= Angel Gil Hernandez =

Spanish biochemist and molecular biologist

Angel Gil Hernández (born 1951, Granada) is a Spanish professor at the University of Granada (UGR), Spain in the Department of Biochemistry and Molecular Biology. He is also the Honorary President of the Ibero-American Nutrition Foundation (FINUT).

== Early life and education ==
Gil was born in Granada, Spain in 1951. He earned his degree in Biology at the University of Granada, followed by his PhD in Biological Sciences from the same university.

== Research and career ==
The study of the function of dietary nucleotides in early life and the creation of baby nutrition products are just two of professor Gil's many research interests. Additionally, the design, development, and assessment of enteral clinical nutrition products, as well as the isolation, identification, and description of the mechanism of action of probiotics and the metabolic, molecular, and genetic factors involved in obesity and the early onset of the metabolic syndrome (MS) in childhood.

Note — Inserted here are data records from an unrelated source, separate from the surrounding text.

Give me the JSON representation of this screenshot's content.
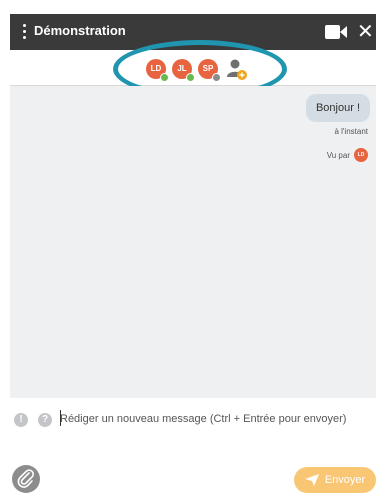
{
  "header": {
    "title": "Démonstration",
    "menu_icon": "kebab-menu-icon",
    "video_icon": "video-camera-icon",
    "close_label": "✕"
  },
  "participants": [
    {
      "initials": "LD",
      "status_color": "#6bb84e"
    },
    {
      "initials": "JL",
      "status_color": "#6bb84e"
    },
    {
      "initials": "SP",
      "status_color": "#8c8c8c"
    }
  ],
  "add_participant_icon": "add-user-icon",
  "messages": [
    {
      "text": "Bonjour !",
      "time": "à l'instant",
      "seen_label": "Vu par",
      "seen_by": "LD"
    }
  ],
  "composer": {
    "placeholder": "Rédiger un nouveau message (Ctrl + Entrée pour envoyer)",
    "info_icons": [
      "!",
      "?"
    ],
    "attach_icon": "paperclip-icon",
    "send_label": "Envoyer",
    "send_icon": "paper-plane-icon"
  },
  "colors": {
    "header_bg": "#3a3a3a",
    "avatar": "#e8633f",
    "highlight": "#1f95b0",
    "send_button": "#f9c774",
    "chat_bg": "#eef0f2"
  }
}
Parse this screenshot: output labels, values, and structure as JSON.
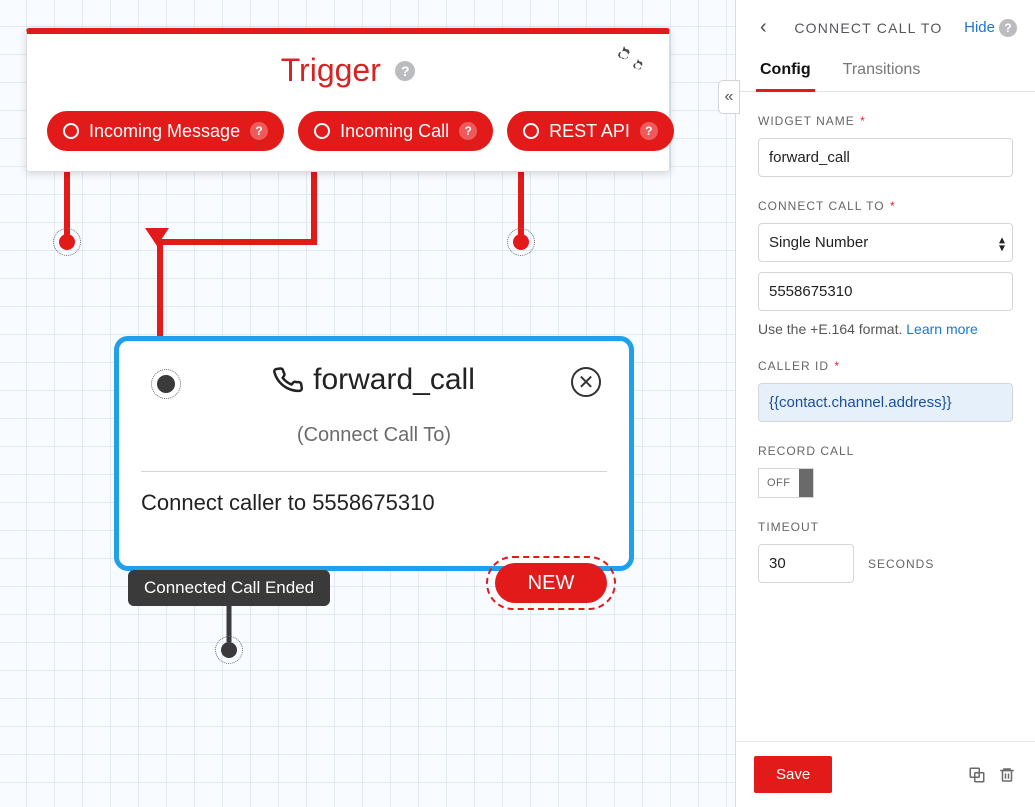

Having about 50 years of professional experience, Gil is currently an Emeritus Professor at the University of Granada.

== Awards and honors ==
Gil has been honoured with many awards including the Class Fellow of the American Society of Nutrition (2022).

== Patents ==
Gil has filed many patents for his inventions.
- "Fat mixture for child and adult nutrition," (1994).
- "Nourishing products enriched with nucleosides and/or nucleotides for infants and adults and processes for their preparation," (1996).
- "Protein mixture and use thereof in the preparation of a product that is intended for oral or enteral food," (2008).
- "Food product for enteral or oral nutrition," (2008).
- "Lipid mixture and use thereof in the preparation of a product that is intended for enteral or oral administration," (2009, application since abandoned).
- "Food product for enteral or oral nutrition," (2009, application since abandoned).
- "Mixture of carboyhydrates and its use in the preparation of a product intended for oral or enteral nutrition," (2011, application since abandoned).
- "Functional food supplement intended, in particular, for nutrition and for prevention and improvement in cases of neurological alterations neurodegenerative alterations or cognitive disorders," (2013, application withdrawn).
- "Enteral or oral food product intended, in particular, for nutrition and for the prevention and improvement of neurological alterations, neurodegenerative alterations or cognitive disorders," (2013, application withdrawn).
- "Isolation, identification and characterization of strains with probiotic activity, from faeces of infants fed exclusively with breast milk," (2014).

== Publications ==
- A Stephen, M Alles, C De Graaf, M Fleith, E Hadjilucas, E Isaacs, C Maffeis, G Zeinstra, Christophe Matthys, A Gil. "The role and requirements of digestible dietary carbohydrates in infants and toddlers".
- Ricardo Uauy, Richard Quan, Angel Gil. "Role of nucleotides in intestinal development and repair: implications for infant nutrition".
- N Nieto, MI Torres, MI Fernandez, MD Giron, A Rios, MD Suarez, A Gil. "Experimental ulcerative colitis impairs antioxidant defence system in rat intestine".
- Angel Gil, Rosa M Ortega, José Maldonado. "Wholegrain cereals and bread: a duet of the Mediterranean diet for the prevention of chronic diseases". Public health nutrition.
- Angel Gil, Fernando Gil. "Fish, a Mediterranean source of n-3 PUFA: benefits do not justify limiting consumption".